Pollan believes that our idea of what food is and what we should be eating has been completely distorted by the food industry and nutritionists. He believes that people are now so confused about their diet that they have no idea what real food actually is any more.

As far as I am concerned, food should be fresh and locally produced if possible. And this is a subject close to my heart as I love food and I love eating, and I like to enjoy what I eat.

So it is a great pleasure for me to work on my latest project with NIAB, the National Institute of Agricultural Botany, which is actively supporting the Year of Food and Farming and will be working with Cambridgeshire schoolchildren this spring and  summer to inform them about food and where it comes from.

I am meeting with their staff this afternoon to discuss our communications campaign, which will include students learning about modern plant varieties and the importance of plant breeding for consumers.

Sadly, according to Food and Farming research:

One in five children never visit the countryside – indicating that more than a million children across the country have absolutely no contact with the land.

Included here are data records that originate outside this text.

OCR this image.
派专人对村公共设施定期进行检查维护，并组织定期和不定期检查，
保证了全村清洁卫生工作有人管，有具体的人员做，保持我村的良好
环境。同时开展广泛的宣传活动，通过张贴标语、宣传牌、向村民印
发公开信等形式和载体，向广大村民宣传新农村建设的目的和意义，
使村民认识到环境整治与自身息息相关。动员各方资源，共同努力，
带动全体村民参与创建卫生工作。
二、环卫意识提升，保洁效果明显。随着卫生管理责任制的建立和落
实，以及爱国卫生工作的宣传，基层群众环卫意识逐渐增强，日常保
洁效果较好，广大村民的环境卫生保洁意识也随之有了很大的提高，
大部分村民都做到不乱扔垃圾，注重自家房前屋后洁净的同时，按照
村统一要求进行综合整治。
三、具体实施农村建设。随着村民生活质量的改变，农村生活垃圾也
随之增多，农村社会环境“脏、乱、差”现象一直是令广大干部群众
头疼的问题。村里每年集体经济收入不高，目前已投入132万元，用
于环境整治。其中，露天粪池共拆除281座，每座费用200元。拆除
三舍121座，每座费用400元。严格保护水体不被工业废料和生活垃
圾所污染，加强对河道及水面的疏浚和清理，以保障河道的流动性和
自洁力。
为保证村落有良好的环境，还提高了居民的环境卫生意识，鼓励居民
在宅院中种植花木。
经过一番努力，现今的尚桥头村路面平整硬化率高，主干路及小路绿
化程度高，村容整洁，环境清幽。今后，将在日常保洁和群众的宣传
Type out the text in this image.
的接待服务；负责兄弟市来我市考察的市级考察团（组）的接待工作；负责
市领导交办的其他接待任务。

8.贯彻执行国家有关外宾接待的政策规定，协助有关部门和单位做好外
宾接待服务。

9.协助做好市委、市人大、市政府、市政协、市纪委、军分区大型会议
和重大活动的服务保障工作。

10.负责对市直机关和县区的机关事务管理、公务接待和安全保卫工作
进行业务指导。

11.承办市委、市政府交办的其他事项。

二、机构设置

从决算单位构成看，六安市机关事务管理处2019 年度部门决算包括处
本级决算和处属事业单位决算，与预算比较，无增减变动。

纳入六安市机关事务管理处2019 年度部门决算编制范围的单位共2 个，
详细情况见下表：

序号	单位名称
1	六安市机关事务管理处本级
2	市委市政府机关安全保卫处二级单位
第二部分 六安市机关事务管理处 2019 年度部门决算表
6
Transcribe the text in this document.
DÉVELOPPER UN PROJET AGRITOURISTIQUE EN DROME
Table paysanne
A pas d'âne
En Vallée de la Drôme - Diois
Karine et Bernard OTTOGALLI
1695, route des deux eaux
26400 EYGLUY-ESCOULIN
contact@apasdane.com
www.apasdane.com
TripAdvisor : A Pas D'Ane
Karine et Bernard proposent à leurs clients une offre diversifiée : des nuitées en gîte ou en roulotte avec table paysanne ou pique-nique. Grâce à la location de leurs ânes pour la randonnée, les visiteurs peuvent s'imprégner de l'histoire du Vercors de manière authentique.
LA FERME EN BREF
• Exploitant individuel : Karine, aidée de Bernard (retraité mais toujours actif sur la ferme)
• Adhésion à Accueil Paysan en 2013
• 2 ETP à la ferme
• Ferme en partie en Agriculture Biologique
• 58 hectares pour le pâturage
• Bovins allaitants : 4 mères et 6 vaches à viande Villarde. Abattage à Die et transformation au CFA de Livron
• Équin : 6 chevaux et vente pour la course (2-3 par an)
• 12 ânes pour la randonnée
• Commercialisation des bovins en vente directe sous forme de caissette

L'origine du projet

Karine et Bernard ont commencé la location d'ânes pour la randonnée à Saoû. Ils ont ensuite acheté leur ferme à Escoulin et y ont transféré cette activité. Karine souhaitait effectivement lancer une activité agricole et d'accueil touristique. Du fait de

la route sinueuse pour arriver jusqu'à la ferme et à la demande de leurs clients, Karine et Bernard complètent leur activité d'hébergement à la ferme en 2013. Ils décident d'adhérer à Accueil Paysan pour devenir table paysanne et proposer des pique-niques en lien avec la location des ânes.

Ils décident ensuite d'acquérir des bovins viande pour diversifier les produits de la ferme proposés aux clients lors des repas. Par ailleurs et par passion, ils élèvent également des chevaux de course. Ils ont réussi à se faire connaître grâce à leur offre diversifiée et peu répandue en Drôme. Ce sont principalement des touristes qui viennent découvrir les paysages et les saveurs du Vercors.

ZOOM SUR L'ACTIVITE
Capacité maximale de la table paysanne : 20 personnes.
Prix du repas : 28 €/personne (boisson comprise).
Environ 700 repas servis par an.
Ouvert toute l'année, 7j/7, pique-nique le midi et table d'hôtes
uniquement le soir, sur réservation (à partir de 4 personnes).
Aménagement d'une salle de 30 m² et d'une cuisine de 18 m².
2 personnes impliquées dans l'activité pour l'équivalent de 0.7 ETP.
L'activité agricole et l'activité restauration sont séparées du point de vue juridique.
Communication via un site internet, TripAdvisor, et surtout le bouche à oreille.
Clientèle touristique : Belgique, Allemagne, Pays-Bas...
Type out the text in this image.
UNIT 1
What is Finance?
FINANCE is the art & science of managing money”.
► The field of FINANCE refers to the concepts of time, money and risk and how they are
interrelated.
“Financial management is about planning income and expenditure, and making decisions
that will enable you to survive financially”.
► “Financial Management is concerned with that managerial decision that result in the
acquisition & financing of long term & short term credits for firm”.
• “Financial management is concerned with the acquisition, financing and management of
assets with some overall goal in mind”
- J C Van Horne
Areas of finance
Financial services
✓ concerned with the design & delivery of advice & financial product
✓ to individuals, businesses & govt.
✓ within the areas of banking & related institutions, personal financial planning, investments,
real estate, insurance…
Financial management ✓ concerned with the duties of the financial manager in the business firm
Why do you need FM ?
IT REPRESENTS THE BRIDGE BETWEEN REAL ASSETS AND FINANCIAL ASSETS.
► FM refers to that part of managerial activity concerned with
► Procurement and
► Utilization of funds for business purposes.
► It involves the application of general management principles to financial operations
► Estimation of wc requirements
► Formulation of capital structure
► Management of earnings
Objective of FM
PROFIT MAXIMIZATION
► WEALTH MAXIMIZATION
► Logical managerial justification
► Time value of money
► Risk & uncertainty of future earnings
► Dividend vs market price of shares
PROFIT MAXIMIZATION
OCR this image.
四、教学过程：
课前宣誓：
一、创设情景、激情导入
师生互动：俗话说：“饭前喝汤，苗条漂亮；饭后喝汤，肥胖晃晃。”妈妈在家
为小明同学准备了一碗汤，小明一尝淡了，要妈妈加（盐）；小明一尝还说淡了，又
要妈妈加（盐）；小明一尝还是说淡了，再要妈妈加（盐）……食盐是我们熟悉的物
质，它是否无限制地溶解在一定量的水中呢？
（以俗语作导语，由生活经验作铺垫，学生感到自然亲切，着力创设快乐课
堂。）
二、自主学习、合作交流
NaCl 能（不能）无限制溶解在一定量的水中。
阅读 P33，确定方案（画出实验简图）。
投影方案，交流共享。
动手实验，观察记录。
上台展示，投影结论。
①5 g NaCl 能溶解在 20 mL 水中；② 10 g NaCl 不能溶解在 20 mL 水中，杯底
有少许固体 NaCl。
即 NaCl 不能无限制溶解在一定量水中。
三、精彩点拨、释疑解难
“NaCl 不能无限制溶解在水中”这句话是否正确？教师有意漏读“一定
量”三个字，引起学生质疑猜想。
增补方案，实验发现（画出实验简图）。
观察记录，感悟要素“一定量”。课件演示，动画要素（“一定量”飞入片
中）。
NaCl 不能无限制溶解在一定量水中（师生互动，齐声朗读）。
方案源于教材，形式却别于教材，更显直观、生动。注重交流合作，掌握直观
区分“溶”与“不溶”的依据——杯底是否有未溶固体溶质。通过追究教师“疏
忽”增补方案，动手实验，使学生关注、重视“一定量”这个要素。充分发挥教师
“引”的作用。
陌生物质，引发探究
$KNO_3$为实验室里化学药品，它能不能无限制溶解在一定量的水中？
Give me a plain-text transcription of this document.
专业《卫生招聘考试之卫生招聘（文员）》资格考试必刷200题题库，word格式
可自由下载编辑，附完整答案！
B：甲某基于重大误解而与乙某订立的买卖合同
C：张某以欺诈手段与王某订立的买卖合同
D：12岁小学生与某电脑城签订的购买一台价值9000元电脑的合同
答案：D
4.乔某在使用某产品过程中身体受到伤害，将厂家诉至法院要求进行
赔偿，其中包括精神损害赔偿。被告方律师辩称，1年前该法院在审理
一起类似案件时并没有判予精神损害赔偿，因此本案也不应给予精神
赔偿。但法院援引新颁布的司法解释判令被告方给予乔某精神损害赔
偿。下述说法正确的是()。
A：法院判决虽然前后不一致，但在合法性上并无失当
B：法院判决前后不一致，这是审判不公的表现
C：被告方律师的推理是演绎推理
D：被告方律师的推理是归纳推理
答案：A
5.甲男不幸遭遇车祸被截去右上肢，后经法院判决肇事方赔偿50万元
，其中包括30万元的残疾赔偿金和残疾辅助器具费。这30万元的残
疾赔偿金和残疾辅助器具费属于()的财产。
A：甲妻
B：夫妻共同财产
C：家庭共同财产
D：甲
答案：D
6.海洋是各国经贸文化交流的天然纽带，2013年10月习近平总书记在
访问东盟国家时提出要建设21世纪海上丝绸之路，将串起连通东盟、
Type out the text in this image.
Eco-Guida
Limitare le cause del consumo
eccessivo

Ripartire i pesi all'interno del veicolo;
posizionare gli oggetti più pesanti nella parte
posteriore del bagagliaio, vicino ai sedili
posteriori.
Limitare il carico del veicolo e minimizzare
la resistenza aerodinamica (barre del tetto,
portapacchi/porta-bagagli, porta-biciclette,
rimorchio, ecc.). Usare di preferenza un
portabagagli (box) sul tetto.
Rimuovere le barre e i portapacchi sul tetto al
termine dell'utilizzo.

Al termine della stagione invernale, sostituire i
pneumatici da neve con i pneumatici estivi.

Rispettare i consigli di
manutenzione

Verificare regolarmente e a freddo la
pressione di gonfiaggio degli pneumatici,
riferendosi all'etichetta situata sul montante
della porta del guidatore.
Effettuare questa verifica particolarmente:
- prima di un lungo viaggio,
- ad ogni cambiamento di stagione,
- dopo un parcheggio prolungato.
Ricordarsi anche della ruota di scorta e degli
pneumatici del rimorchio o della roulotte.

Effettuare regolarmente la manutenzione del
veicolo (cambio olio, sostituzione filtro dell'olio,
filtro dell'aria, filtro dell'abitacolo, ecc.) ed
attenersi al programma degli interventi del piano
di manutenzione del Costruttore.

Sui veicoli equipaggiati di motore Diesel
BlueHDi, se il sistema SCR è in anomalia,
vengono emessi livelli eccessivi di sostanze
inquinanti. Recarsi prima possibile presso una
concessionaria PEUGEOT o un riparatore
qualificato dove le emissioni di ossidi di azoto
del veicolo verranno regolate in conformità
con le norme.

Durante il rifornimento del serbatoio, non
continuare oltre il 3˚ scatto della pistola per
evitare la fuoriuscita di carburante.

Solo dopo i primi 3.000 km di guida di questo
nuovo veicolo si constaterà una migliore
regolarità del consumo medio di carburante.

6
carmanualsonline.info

  • 21st century youngsters are more likely to have holidayed abroad than to have explored England’s fields and farms.
  • A further 17% have only been to the countryside "once or twice", meaning a third of children have little, if any, experience of the rural world.
  • A fifth of children say they have never picked and then eaten fruit – one of the staples of classic outdoors life*

It is tragic that at a time when so much information is available about healthy eating, it seems to confuse people and we have ended up with record levels of obesity, though inactive lifestyles is also a major contributory factor towards this.